JBHI Journal 2026 Journal Article
TrajGPT: Irregular Time-Series Representation Learning of Health Trajectory
- Ziyang Song
- Qincheng Lu
- He Zhu
- David Buckeridge
- Yue Li
In the healthcare domain, time-series data are often irregularly sampled with varying intervals through outpatient visits, posing challenges for existing models designed for equally spaced sequential data. To address this, we propose Trajectory Generative Pre-trained Transformer (TrajGPT) for representation learning on irregularly-sampled healthcare time series. TrajGPT introduces a novel Selective Recurrent Attention (SRA) module that leverages a data-dependent decay to adaptively filter irrelevant past information.
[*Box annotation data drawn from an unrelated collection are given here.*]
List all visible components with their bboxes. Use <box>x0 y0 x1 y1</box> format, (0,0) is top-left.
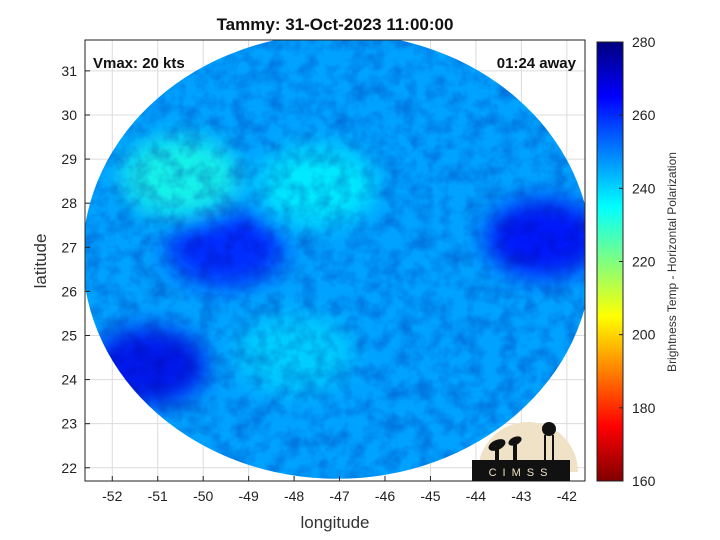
x-tick-label: -48 <box>284 488 304 504</box>
x-tick-label: -45 <box>420 488 440 504</box>
x-tick-label: -46 <box>375 488 395 504</box>
colorbar: 160 180 200 220 240 260 280 Brightness Temp - … <box>596 34 679 489</box>
colorbar-scale <box>596 41 624 482</box>
y-tick-label: 23 <box>61 416 77 432</box>
y-tick-label: 22 <box>61 460 77 476</box>
x-tick-label: -50 <box>193 488 213 504</box>
y-tick-label: 26 <box>61 283 77 299</box>
chart-title: Tammy: 31-Oct-2023 11:00:00 <box>217 15 454 34</box>
colorbar-tick-label: 240 <box>632 180 656 196</box>
y-axis-label: latitude <box>31 234 50 289</box>
colorbar-label: Brightness Temp - Horizontal Polarizatio… <box>665 152 679 372</box>
colorbar-ticks: 160 180 200 220 240 260 280 <box>619 34 656 489</box>
brightness-temp-swath <box>85 40 585 479</box>
y-tick-label: 24 <box>61 372 77 388</box>
logo-text: CIMSS <box>489 467 554 479</box>
y-tick-label: 27 <box>61 239 77 255</box>
colorbar-tick-label: 280 <box>632 34 656 50</box>
x-tick-label: -43 <box>511 488 531 504</box>
y-axis: 22 23 24 25 26 27 28 29 30 31 <box>61 63 90 476</box>
x-tick-label: -49 <box>239 488 259 504</box>
x-tick-label: -52 <box>102 488 122 504</box>
x-tick-label: -47 <box>329 488 349 504</box>
y-tick-label: 28 <box>61 195 77 211</box>
x-tick-label: -44 <box>466 488 486 504</box>
colorbar-tick-label: 260 <box>632 107 656 123</box>
x-tick-label: -42 <box>557 488 577 504</box>
x-axis-label: longitude <box>300 513 369 532</box>
y-tick-label: 31 <box>61 63 77 79</box>
colorbar-tick-label: 160 <box>632 473 656 489</box>
vmax-annotation: Vmax: 20 kts <box>93 55 185 72</box>
x-tick-label: -51 <box>148 488 168 504</box>
colorbar-tick-label: 180 <box>632 400 656 416</box>
plot-frame <box>84 39 586 482</box>
cimss-logo: CIMSS <box>472 422 578 481</box>
colorbar-tick-label: 220 <box>632 254 656 270</box>
swath-texture <box>85 40 585 479</box>
time-away-annotation: 01:24 away <box>497 55 577 72</box>
y-tick-label: 29 <box>61 151 77 167</box>
colorbar-tick-label: 200 <box>632 327 656 343</box>
x-axis: -52 -51 -50 -49 -48 -47 -46 -45 -44 -43 -42 <box>102 476 577 504</box>
y-tick-label: 25 <box>61 327 77 343</box>
y-tick-label: 30 <box>61 107 77 123</box>
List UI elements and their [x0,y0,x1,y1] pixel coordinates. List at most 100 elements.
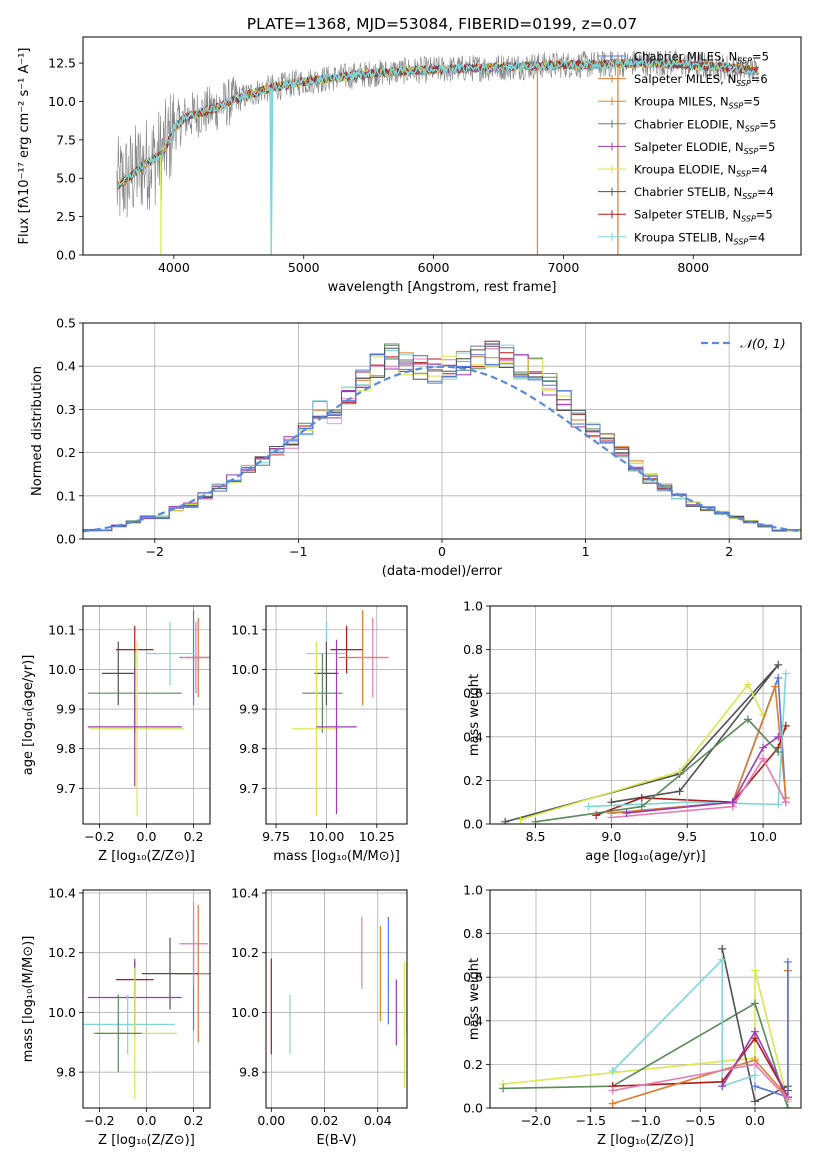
weight-point [683,798,692,807]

As a discretized ordinary differential equation (ODE) framework, TrajGPT captures underlying continuous dynamics and enables a time-specific inference for forecasting arbitrary target timesteps without auto-regressive prediction. Experimental results based on the longitudinal EHR data PopHR from Montreal health system and eICU from PhysioNet showcase TrajGPT’s superior zero-shot performance in disease forecasting, drug usage prediction, and sepsis detection. The inferred trajectories of diabetic and cardiac patients reveal meaningful comorbidity conditions, underscoring TrajGPT as a useful tool for forecasting patient health evolution.